Арсена Гийо
Шрифт:
— Но поймите, несчастная, повод к самоубийству был столь же легкомыслен, сколь и преступен сам поступок!
— Пусть так, но что поделаешь? В горе не рассуждают. Хорошо счастливчикам говорить: будьте благоразумны.
— Знаю, горе — плохой советчик. Но есть вещи, о которых не следует забывать даже среди самых тяжких испытаний… Еще не так давно я видела вас в церкви святого Роха, куда вы пришли с самым благим намерением. Вы имеете счастье верить. Вера, дорогая, должна была удержать вас на пороге отчаяния. Жизнь дарована вам богом. Она не принадлежит вам… Но я не вправе бранить вас теперь, бедная моя девочка. Вы раскаиваетесь, вы страдаете.
Арсена опустила голову, и слезы выступили у нее на глазах.
— Ах, сударыня, — молвила она с глубоким вздохом, — вы считаете меня лучше, чем я есть… Вы считаете меня благочестивой… а я не так уж благочестива… некому было наставить меня, и если вы видели меня в церкви… так это потому, что я не знала, как быть, что делать…
— И это была превосходная мысль, дорогая. В несчастье всегда следует обращаться к богу.
— Мне говорили… если поставить свечку святому Роху… но нет, сударыня, я не могу вам этого сказать. Такая богатая дама, как вы, не знает, на что можно пойти, когда у тебя нет ни гроша.
— Прежде всего надо просить у бога мужества.
— Вот что, сударыня, я не хочу казаться лучше, чем я есть.

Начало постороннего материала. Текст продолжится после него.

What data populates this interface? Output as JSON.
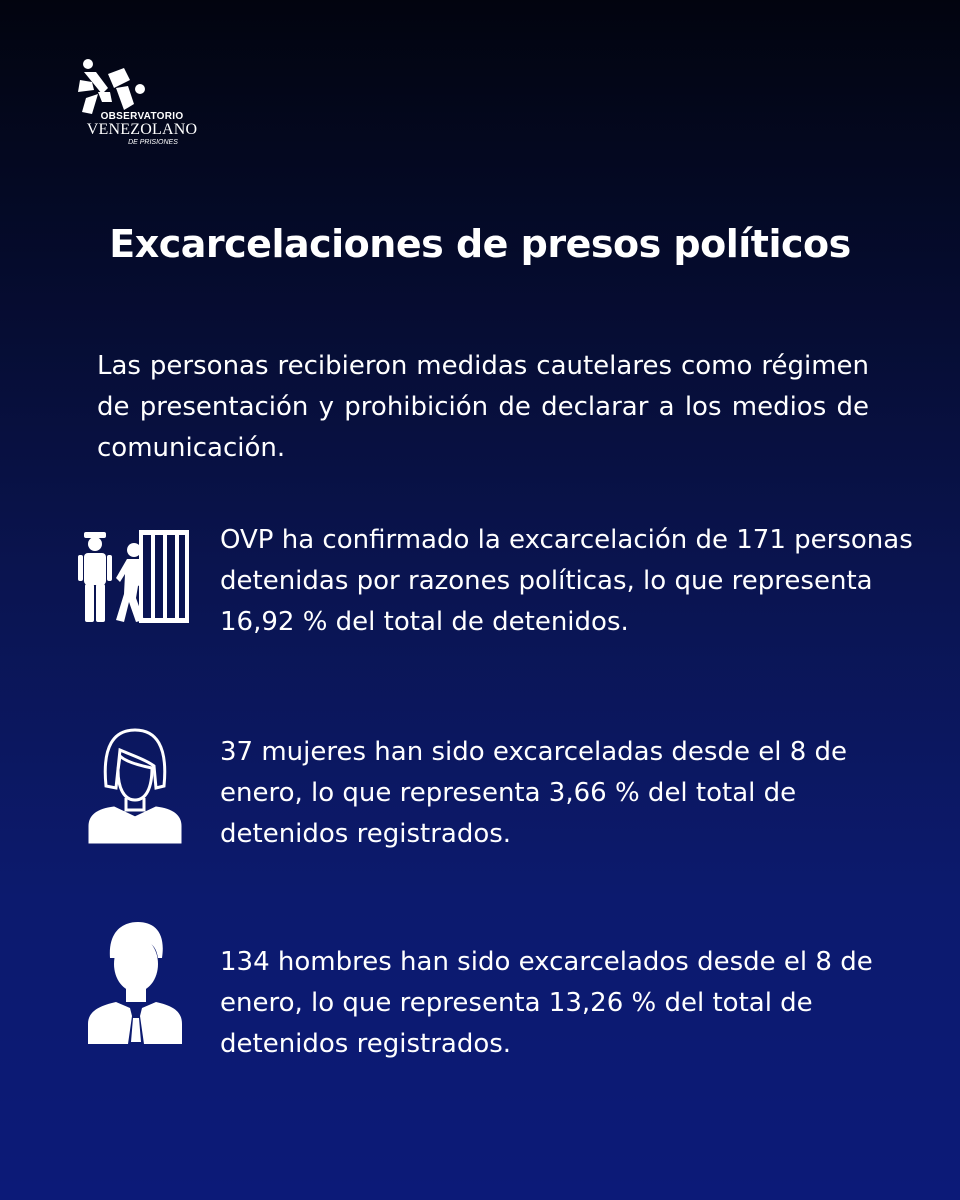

Пользоваться тем, что вы даете мне по своей доброте, не зная меня, значило бы обкрадывать вас… Я не нашла своей доли… но на этом свете каждый устраивается как может… Словом, я поставила свечку, потому что мать говорила мне: стоит поставить свечку святому Роху, и через неделю, самое позднее, найдешь себе покровителя… Но я подурнела, стала похожа на мумию… теперь уже никто не польстится на меня… Мне остается только умереть. Впрочем, я и так наполовину мертва!
Все это было сказано скороговоркой, прерываемой исступленными рыданиями, которые внушали г-же де Пьен больше ужаса, нежели отвращения. Она невольно отодвинула свой стул от кровати больной. Вероятнее всего, она ушла бы, если бы чувство сострадания не пересилило ее гадливости к этой падшей женщине, внушив ей, что нехорошо оставлять ее одну в столь глубоком отчаянии. Наступило молчание; затем г-жа де Пьен пробормотала нерешительно:
— Ведь это же ваша мать! Несчастная, как вы смеете так говорить о ней?

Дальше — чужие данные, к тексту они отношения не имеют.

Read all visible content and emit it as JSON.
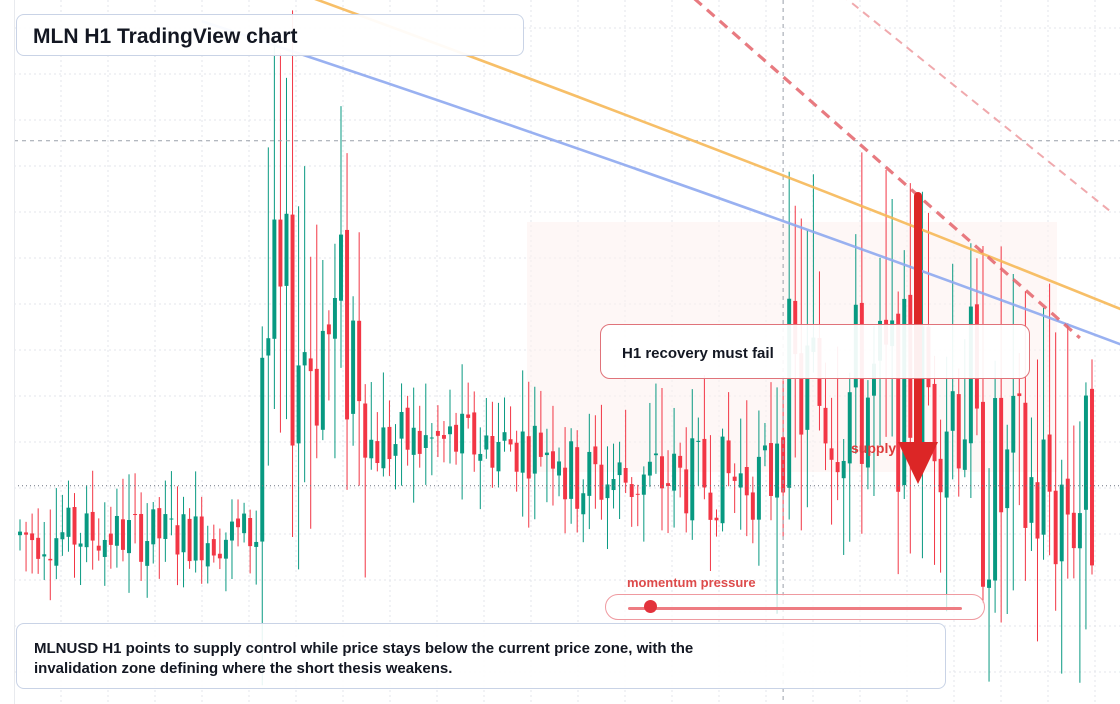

— О, моя мать была такой же, как и все матери… наши матери… Она кормила свою мать… Я в свою очередь кормила ее. По счастью, у меня нет ребенка… Я вижу, сударыня, что пугаю вас… Это понятно… Вы получили хорошее воспитание, вы никогда не знали нужды. Богатому легко быть честным. Я тоже была бы честной, если бы представилась такая возможность. У меня было много любовников, но любила я только одного. Будь я богата, мы поженились бы, и наши дети выросли бы честными людьми. Я говорю с вами вот так, с открытой душой, хотя отлично вижу, чт'o вы думаете обо мне, и вы правы… Но вы единственная честная женщина, с которой я разговаривала за всю свою жизнь, и вы кажетесь мне такой доброй, такой доброй, что я все время твержу себе: даже тогда, когда она узнает, какая ты, она пожалеет тебя. Я скоро умру, я прошу вас только об одном. Закажите по мне панихиду в церкви, где я видела вас в первый раз. Всего одну… и благодарю вас от всей души…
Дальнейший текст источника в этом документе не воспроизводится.